The desert landscape was breathtaking. Parts of it looked like Arizona, parts like Utah. There were all shades of tans, browns, reds with a few green plants scattered among the rocks. There were mesas, wadis (gullies), hills and mountains, rock formations, valleys and great vistas -- and did I say lots of rocks. There wasn’t much civilization between Aqaba and the nearest city to Petra (Atybat). 




We rode on a nice highway for about 45 minutes, and then turned off onto the road to Petra.  This was a winding and bumpy road, and in a bus, it was like being on the sea in about an 8 foot swells hitting you on the beam. We finally arrived in a town (Atybat) that was quite interesting. The streets were steeper and curvier and the buildings were built into the hillsides.  It was a very scenic town with lots of tourist amenities, such as hotels and restaurants.


Petra was a city built by the Nabataeans more than 2,000 years ago and served as a very important cross road in commerce between the Red Sea and Mediterranean Sea. It is also known as the Rose-Red City, a name it gets from the wonderful color of the rock from which many of the city’s structures were carved. 


After walking through the entrance gate with our guide, the walk from the visitor center to the beginning of the Siq (the gorge to Petra) was about ¾ of a mile, downhill on a variety of surfaces, mostly gravel, rock, and sand.  Walking through the Siq (about one mile long), the color and shape of the rock walls was amazing.
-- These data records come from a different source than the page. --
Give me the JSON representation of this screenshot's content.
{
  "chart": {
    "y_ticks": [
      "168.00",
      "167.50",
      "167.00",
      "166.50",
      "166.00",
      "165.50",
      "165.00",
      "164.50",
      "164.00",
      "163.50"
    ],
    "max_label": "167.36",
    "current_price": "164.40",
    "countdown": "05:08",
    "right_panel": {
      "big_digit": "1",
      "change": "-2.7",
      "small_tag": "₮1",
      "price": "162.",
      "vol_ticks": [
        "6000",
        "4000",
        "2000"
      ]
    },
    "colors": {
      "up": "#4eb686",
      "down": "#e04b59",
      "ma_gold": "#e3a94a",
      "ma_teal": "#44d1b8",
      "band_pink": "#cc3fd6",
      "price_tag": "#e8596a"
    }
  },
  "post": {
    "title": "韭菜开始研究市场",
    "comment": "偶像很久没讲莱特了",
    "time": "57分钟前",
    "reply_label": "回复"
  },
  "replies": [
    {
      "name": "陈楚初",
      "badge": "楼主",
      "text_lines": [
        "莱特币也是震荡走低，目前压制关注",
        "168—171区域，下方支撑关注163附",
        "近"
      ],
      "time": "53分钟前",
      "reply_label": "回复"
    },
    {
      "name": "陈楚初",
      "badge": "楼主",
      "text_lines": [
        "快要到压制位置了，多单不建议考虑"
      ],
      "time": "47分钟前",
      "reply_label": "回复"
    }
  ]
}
The walls looked like polished marble, so smooth and intricately carved by both man and nature, and stood at least 30 stories high.  The road through the Siq had the original rock surface that made walking slow as we walked from rock to rock. In some places, it was sand or small rocks. 


At the very end of the Siq, the narrow opening revealed Petra’s most magnificent façade, the Treasury, which is over 140 feet high. This façade has been carved into the rock and is incredible. Going through the Siq, and walking through Petra itself wasn't too bad, as I had plenty of water, an umbrella for shade, and it was all downhill.  There is another two miles of more caves, facades, columns and monuments, which we did not do because Michael had done it last time and I was not in the best shape to do much more as we had an uphill return trip.  

   Peak-a-boo


    More is revealed 


  Treasury Building


   In front of the Treasury







I was getting overheated and of course if you're walking downhill to enter, then you've got to walk back uphill to exit.  I wanted to ride a carriage out of the Siq, but here comes the stubborn part:  Michael said we would take it easy and go slow.  I guess I had to prove that I can still do it -- whatever it is.  And Michael sorta made me feel like a wimp because I wanted to take the carriage or he didn't want to pay the money; in any event, I tried to walk back -- up hill -- two miles.  I'm afraid to say that I didn't get too far. I just couldn't do it no matter how much grief Michael gave me. I was able to snag a horse drawn carriage (that is putting it politely) to ride back up the hill to the beginning of the Siq (Michael chose to walk).  These carriages are old, dirty, and have no springs.  I'm not sure which was worse on my knees, walking or the carriage as it flew over the original rock floor.  Let me put it this way:  I bounced up and down so much, that I didn't think it was possible for my boobs to hit my chin.  The horse didn't really feel like listening to the driver and would just stop. The poor, tired horse just gave up near the top , so I had to walk the rest of the way out.


I am near death at this point and there was another 3/4 mile to go. So I then rode a horse from the Siq entrance to the entrance gate.  Would you believe that Michael arrived at the same time at the spot where I got off the horse?  What timing as the horse guide wanted more money.  All in all it was $35 well spent.